TSSlade / unesco_equity

Workspace for Crouch, Slade, et al paper for UNESCO re Equity in Int'l Assessments
1 stars 0 forks source link

Excel output disagreeing with Stata summary #18

Closed ColeCampton closed 4 years ago

ColeCampton commented 4 years ago

I noticed that some outputs with new data sets had missing mean ORF values for certain subpopulations. When I investigated it seems that the output ORF means don't agree with those in the spreadsheet. For example use "$primr_src", clear summarize eq_orf if treat_phase==1 & grade==1 & cohort ==1 Reports a mean of 5.35. However the value for the mean listed in the output spreadsheet is 6.778 and is presented as 6.8 in table 2 of CS.
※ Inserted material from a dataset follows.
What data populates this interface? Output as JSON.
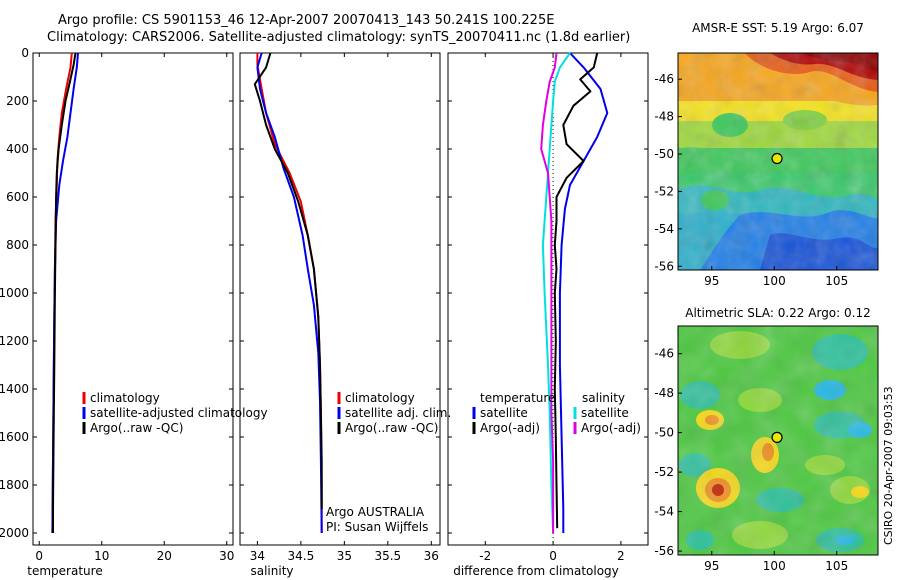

I have yet to identify the cause of this problem. @TSSlade

TSSlade commented 4 years ago

The command you've pasted there is not invoking the survey weights. Did you accidentally elide that from this issue, or is it possible that you're running the mean commands on naïve/unweighted data?

ColeCampton commented 4 years ago

Ah okay, i did forget the weights. Let me reassess

ColeCampton commented 4 years ago

`global DRC_src = "....\unesco_equity\data\d.PUF_DRC_Baseline_Endline Grade 2-4-6 French Sample A\PUF_3.DRC2010_2014-Baseline_Endline_grade2-4-6_EGRA-EGMA_French_SampleA.dta"

use "$DRC_src", clear

summarize orf if treat_phase ==6 & grade ==2

Variable | Obs Mean Std. Dev. Min Max -------------+--------------------------------------------------------- orf | 0

summarize orf if treat_phase ==6 & grade ==4

Variable | Obs Mean Std. Dev. Min Max -------------+--------------------------------------------------------- orf | 1,725 7.878551 13.91502 0 141

The output from from running my DRC preprocessing do file reports 32.465 for the first and empty for the second. Admittedly this is like an issue with how I am using 00_apply_analysis.do

TSSlade commented 4 years ago

What's the count of observations in each of those subpops? (Esp. the first one)
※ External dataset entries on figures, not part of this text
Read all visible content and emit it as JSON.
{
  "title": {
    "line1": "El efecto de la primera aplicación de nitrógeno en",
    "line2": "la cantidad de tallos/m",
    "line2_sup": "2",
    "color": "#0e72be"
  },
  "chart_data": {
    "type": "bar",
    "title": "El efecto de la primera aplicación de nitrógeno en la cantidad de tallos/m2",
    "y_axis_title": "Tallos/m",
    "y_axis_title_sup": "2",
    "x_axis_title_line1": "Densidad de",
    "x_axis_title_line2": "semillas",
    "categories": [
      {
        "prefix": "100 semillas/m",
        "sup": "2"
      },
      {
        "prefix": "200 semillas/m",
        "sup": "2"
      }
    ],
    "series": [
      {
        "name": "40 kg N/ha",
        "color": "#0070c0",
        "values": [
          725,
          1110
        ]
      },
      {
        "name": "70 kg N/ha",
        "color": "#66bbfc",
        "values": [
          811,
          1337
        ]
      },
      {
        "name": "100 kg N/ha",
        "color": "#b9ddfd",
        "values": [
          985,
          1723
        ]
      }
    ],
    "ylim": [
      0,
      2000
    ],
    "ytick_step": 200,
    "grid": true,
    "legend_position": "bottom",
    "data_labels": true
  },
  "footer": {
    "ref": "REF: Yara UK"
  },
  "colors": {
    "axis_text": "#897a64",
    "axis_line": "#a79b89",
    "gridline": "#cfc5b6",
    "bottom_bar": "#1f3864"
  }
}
ColeCampton commented 4 years ago

1795 and 1745 respectively

TSSlade commented 4 years ago

Which disagrees with the output of the summary command above... That is seriously weird. Maybe we need a screenshare to investigate.

ColeCampton commented 4 years ago

Yes, however count if treat_phase==6 & grade==4 & !missing(orf) returns 1725 which does agree. It seems there are many missing orf values. The confusion part was that the missing values were not where I expected them in the excel sheet. I would be happy to screenshare and see what we can find tomorrow

ColeCampton commented 4 years ago

Error ended up being numerical indexing into subpopulation summary statistic matrix producing unexpected results when there are subpopulations with missing orf data. The fix was feature name indexing along with populating variables as empty when the orf data is missing.